Murray and Herrnstein’s book, The Bell Curve, was published in 1994, generating immediate controversy for its arguments that IQ was heritable, to a significant degree, and unchangeable to that extent; that it was correlated to both race and to negative social behaviors; and that social policy should take those correlations into account. Stuffed full of charts and equations, the book was, according to Murray, , “social science pornography.” With that description, he had intended to underscore that the book was teeming with data and regression tables. But given that most pornography is an expression of the fantasy life of white men, it was more on the nose than Murray knew.

As we all know, nobody except white men pays any attention to pornography.

… Which brings us back to the Southern Poverty Law Center’s claim that Murray is a white nationalist. Is The Bell Curve a work of white nationalism? It’s an arguable question. The term is imprecise, and there are better descriptors. The Bell Curve is racist in the most literal sense: It organizes people by race, treating racial categories as real and fixed and associating particular genetic and social characteristics to those groups.

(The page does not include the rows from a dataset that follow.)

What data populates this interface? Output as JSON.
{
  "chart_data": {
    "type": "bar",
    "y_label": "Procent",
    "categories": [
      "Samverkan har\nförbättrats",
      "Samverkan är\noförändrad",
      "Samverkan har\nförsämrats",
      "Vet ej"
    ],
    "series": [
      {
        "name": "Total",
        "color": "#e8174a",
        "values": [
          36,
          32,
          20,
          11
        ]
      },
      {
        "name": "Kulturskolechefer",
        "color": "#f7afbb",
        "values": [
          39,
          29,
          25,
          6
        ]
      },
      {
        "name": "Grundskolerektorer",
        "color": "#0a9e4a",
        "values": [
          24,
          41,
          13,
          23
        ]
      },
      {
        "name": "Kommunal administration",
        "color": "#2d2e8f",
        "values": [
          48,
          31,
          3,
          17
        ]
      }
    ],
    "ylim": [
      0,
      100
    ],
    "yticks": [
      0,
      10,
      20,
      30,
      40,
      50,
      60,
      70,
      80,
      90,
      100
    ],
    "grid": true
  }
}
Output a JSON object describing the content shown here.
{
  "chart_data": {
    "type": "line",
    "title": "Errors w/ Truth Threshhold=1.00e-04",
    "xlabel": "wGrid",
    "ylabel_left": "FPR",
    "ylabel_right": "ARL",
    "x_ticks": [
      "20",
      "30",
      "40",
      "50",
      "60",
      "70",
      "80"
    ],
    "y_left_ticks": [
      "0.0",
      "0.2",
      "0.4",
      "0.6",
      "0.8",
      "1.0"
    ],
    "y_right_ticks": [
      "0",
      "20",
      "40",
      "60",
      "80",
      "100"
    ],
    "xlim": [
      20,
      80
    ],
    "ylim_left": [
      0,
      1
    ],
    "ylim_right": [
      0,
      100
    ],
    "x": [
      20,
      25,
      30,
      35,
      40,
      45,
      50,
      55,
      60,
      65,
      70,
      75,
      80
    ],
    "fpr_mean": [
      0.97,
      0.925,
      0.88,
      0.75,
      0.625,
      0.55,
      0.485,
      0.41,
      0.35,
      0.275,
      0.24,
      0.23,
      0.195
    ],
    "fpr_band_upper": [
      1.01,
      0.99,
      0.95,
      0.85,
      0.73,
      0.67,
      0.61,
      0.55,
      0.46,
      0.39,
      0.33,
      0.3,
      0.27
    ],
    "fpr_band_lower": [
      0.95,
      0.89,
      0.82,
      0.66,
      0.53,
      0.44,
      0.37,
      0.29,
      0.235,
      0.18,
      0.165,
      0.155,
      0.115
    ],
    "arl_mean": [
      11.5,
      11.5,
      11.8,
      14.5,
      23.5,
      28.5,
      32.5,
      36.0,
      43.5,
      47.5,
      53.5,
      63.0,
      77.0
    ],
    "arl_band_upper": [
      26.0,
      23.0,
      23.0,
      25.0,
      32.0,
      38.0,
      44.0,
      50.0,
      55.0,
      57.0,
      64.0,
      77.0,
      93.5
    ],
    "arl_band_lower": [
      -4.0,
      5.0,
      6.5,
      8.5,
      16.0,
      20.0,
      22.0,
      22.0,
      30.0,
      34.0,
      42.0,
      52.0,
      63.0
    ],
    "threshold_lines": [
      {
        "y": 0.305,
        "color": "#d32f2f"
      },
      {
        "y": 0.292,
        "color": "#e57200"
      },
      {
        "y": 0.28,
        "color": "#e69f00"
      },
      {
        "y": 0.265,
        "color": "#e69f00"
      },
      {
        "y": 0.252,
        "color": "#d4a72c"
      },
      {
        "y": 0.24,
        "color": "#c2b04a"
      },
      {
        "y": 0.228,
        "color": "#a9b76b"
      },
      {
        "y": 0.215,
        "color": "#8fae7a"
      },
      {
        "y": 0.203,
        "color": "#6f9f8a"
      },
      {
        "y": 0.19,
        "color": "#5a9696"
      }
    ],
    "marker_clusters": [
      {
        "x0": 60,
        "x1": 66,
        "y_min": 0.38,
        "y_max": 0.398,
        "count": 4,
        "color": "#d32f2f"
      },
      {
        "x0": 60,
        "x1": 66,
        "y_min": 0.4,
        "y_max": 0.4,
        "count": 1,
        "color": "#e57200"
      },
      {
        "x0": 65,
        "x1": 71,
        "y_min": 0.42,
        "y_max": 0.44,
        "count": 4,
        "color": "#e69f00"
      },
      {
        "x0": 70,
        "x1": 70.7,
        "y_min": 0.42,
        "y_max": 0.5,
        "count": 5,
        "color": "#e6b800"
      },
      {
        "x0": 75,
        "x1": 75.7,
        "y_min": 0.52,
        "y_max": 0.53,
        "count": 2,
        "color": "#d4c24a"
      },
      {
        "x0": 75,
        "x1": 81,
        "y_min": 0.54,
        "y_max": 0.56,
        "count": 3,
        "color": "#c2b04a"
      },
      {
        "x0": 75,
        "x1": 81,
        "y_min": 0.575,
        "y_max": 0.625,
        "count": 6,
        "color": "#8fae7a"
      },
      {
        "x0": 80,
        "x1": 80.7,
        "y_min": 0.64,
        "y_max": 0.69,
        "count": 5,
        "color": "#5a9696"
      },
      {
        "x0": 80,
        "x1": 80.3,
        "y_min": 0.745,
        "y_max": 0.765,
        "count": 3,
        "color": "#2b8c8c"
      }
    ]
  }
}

As opposed to Barack Obama, who entitled his autobiography Dreams from My Father: A Story of Race and Inheritance.

But the point is that Barack Obama is Black and Thus Good while Charles Murray is White and thus Bad.

Why can’t you irredeemable racist mouthbreathers understand sophisticated intellectual concepts like Black=Good and White=Bad?

But it is also social Darwinist, arguing that genetic traits, like intelligence, lead to good or bad societies, and that the bad genes are concentrated not just in particular racial groups but in certain socioeconomic groups. In short, the black and white poor alike are poor because they are genetically disposed to be so by their low intelligence. …
Nicole Hemmer, a Vox columnist, is the author of Messengers of the Right: Conservative Media and the Transformation of American Politics. She is an assistant professor at the University of Virginia’s Miller Center and co-host of the Past Present podcast.

I wrote in 2014 in Taki’s Magazine on the 20th anniversary of the publication of The Bell Curve:

The gap that The Bell Curve documented nearly a generation ago is still the subject of Establishment obsession. In 2002, Ted Kennedy and George W. Bush got together to solve The Gap by passing the No Child Left Behind law, which legally mandated that by the spring of this year every public school student in America would be above average.

Not surprisingly, NCLB instead brought about massive test fraud. So now American elites have pinned their hopes on the Common Core, which will close the gap by making coreness common.

Or something. Nobody seems to agree on how it’s supposed to work, but it has to work, right? Otherwise The Bell Curve will be right, and that’s just wrong.

In truth, The Bell Curve is essentially a book about the growth of inequality, the evolution of a self-perpetuating elite that can verbally bafflegab any rivals for power.